A ‘New’ Way to Cook Rice

Cooking easily digestible rice led me to a struggle with my Lagostina pressure cooker, which I described in an earlier post http://115journals.com. I seem to have found a solution in a ‘new’ method, which turns out to be anything but new and apparently Persian.

A friend sent me a copy of a recipe she found in the Los Angeles Times by Russ Parsons – ‘Back to the basics of rice’http://www.latimes.com. Parsons cites a cookbook by Yotan Ottolenghi as his source. Once I began talking about it to other cooks, I discovered they were already using this method and, indeed, I came across recipes for other grains using the same method.

Basically, there are 4 steps. First, the rice is washed and soaked for at least an hour in salted water. Second, it is cooked in a large amount of water like pasta until it is almost done. Third, it is drained and set on the lowest heat with a tightly fitting lid for 35 minutes. (Note that Parsons recommends sprinkling a few tablespoons of water and/or oil over the drained rice, which he mounds, so that it does not get too dry.) Finally, it is removed from the heat, the lid taken off, the pot covered with a tea towel, the lid replaced and allowed to sit for 10 minutes.

I had to experiment three times before I got what I wanted. The first few times were edible but not as delicious as the 4th batch. I soaked my short grain brown rice 24 hours for easier digestion. The hard part was getting it nearly done in the ‘pasta’ step. It took much longer than white rice or even basmati. It is taking about 20 minutes. The low heat or steaming stage also took some experimentation. At first the lowest setting on my stove proved to be too high. Parsons recommends a heat diffuser but kitchen suppliers just stared blankly when I asked for one. I couldn’t even find one on-line. But hail to Lagostina. My heavy bottomed pressure cooker proved to be just the thing – a built in heat diffuser, especially since its lid sealed nicely. Of course, I didn’t choose the pressure setting.

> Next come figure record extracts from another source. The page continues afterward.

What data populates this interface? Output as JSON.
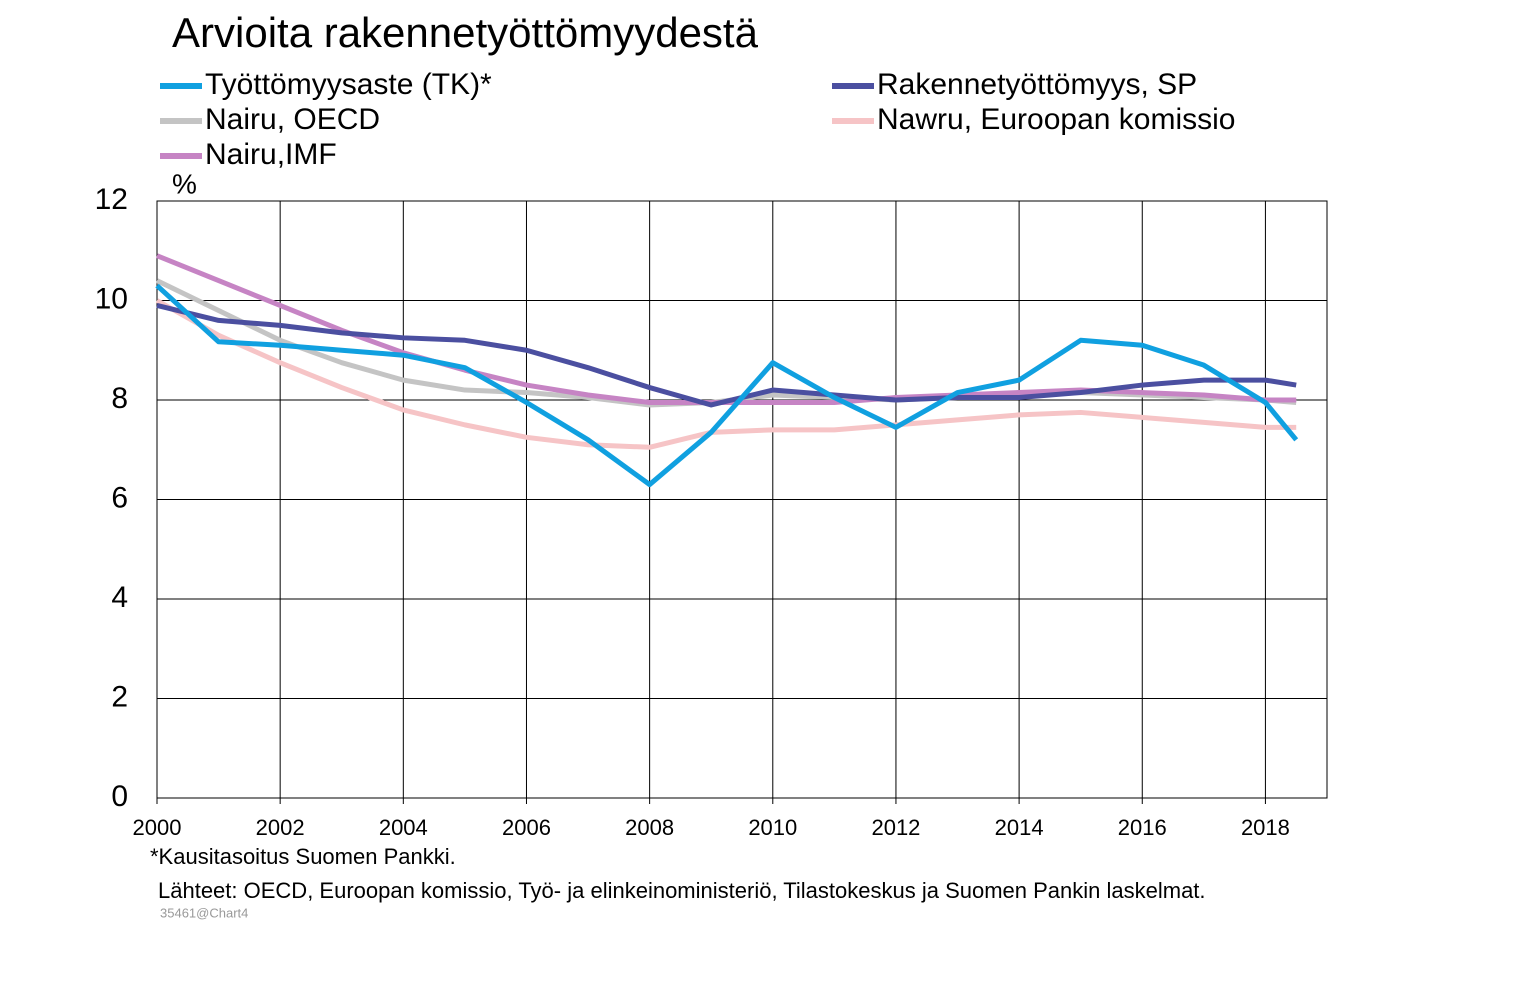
{
  "chart_data": {
    "type": "line",
    "title": "Arvioita rakennetyöttömyydestä",
    "y_unit": "%",
    "notes": [
      "*Kausitasoitus Suomen Pankki.",
      "Lähteet: OECD, Euroopan komissio, Työ- ja elinkeinoministeriö, Tilastokeskus ja Suomen Pankin laskelmat."
    ],
    "chart_id": "35461@Chart4",
    "x": [
      2000,
      2001,
      2002,
      2003,
      2004,
      2005,
      2006,
      2007,
      2008,
      2009,
      2010,
      2011,
      2012,
      2013,
      2014,
      2015,
      2016,
      2017,
      2018,
      2018.5
    ],
    "xlim": [
      2000,
      2019
    ],
    "xticks": [
      2000,
      2002,
      2004,
      2006,
      2008,
      2010,
      2012,
      2014,
      2016,
      2018
    ],
    "ylim": [
      0,
      12
    ],
    "yticks": [
      0,
      2,
      4,
      6,
      8,
      10,
      12
    ],
    "grid": true,
    "legend": "top",
    "series": [
      {
        "name": "Työttömyysaste (TK)*",
        "color": "#10a0e0",
        "values": [
          10.3,
          9.17,
          9.1,
          9.0,
          8.9,
          8.65,
          7.95,
          7.2,
          6.3,
          7.35,
          8.75,
          8.05,
          7.45,
          8.15,
          8.4,
          9.2,
          9.1,
          8.7,
          7.95,
          7.2
        ]
      },
      {
        "name": "Rakennetyöttömyys, SP",
        "color": "#4b4fa0",
        "values": [
          9.9,
          9.6,
          9.5,
          9.35,
          9.25,
          9.2,
          9.0,
          8.65,
          8.25,
          7.9,
          8.2,
          8.1,
          8.0,
          8.05,
          8.05,
          8.15,
          8.3,
          8.4,
          8.4,
          8.3
        ]
      },
      {
        "name": "Nairu, OECD",
        "color": "#c4c4c4",
        "values": [
          10.4,
          9.8,
          9.2,
          8.75,
          8.4,
          8.2,
          8.15,
          8.05,
          7.9,
          7.95,
          8.1,
          8.05,
          8.0,
          8.05,
          8.1,
          8.15,
          8.1,
          8.05,
          8.0,
          7.95
        ]
      },
      {
        "name": "Nawru, Euroopan komissio",
        "color": "#f6c4c6",
        "values": [
          10.0,
          9.3,
          8.75,
          8.25,
          7.8,
          7.5,
          7.25,
          7.1,
          7.05,
          7.35,
          7.4,
          7.4,
          7.5,
          7.6,
          7.7,
          7.75,
          7.65,
          7.55,
          7.45,
          7.45
        ]
      },
      {
        "name": "Nairu,IMF",
        "color": "#c684c4",
        "values": [
          10.9,
          10.4,
          9.9,
          9.4,
          8.95,
          8.6,
          8.3,
          8.1,
          7.95,
          7.95,
          7.95,
          7.95,
          8.05,
          8.1,
          8.15,
          8.2,
          8.15,
          8.1,
          8.0,
          8.0
        ]
      }
    ]
  }
}
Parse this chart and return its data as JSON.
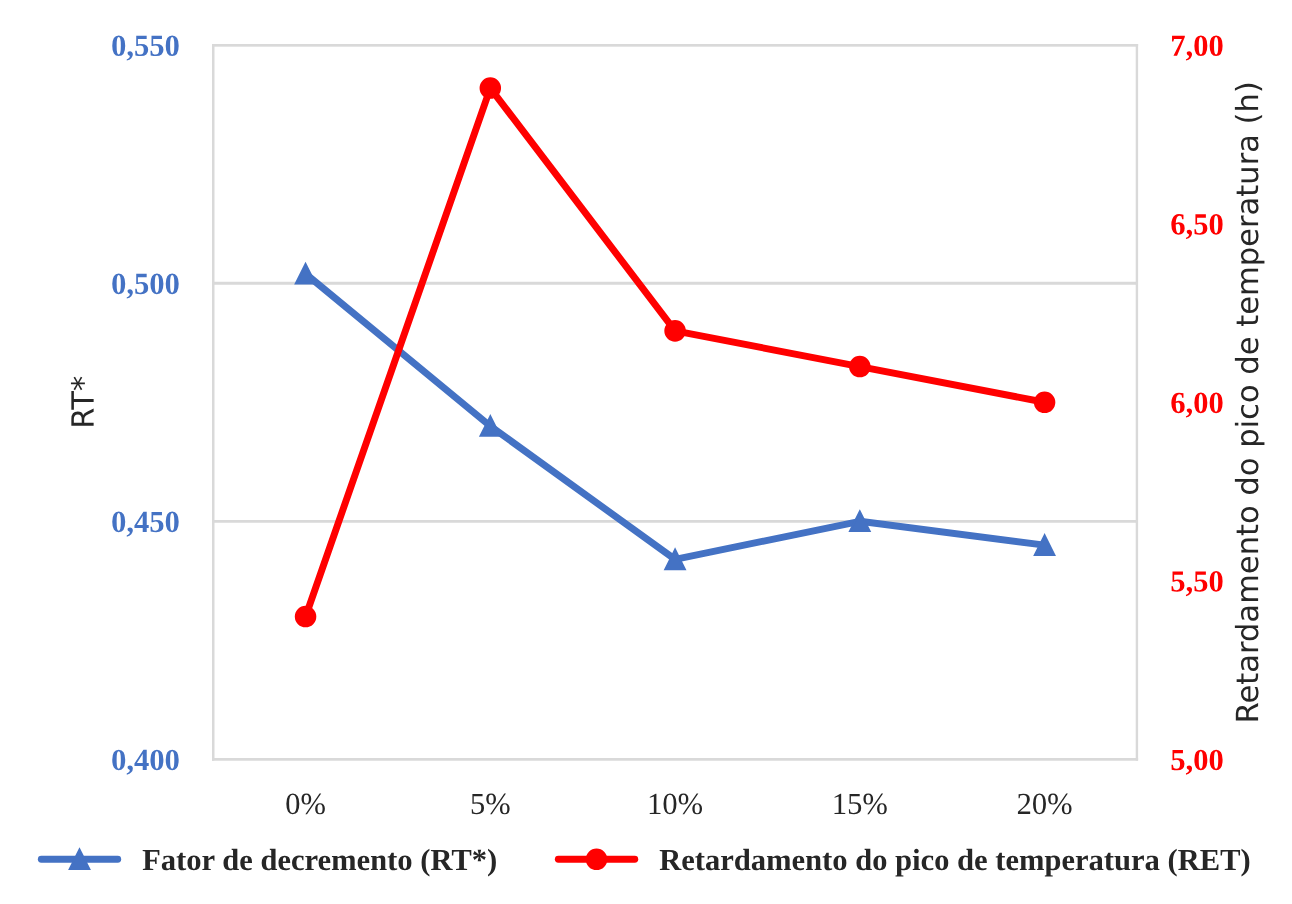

The goal, according to Pasons, is to produce ta-dig, ‘a crisp crust of browned rice that forms on the bottom of the pan’. I have achieved that once or twice.

What I like about this method is that the individual rice grains retain their integrity so-to-speak. My old method of using a measured amount of water in an Ohsawa pot in the pressure cooker produced a mushy rice that I would not have served guests or taken to a potluck dinner. Yet, with the increased soaking time, it proved to be digestible.

Parsons includes a recipe for a pilaf he calls muceddere which is made with basmati rice, lentils, chick peas, and tomatoes. I made a double batch and took it to one potluck lunch and was only briefly taken aback when an Iranian woman about my age -that is a cook of many years – helped herself to it. She didn’t comment but at least the vegetarians enjoyed it. I also tried the recipe using dates and almonds but preferred the muceddere.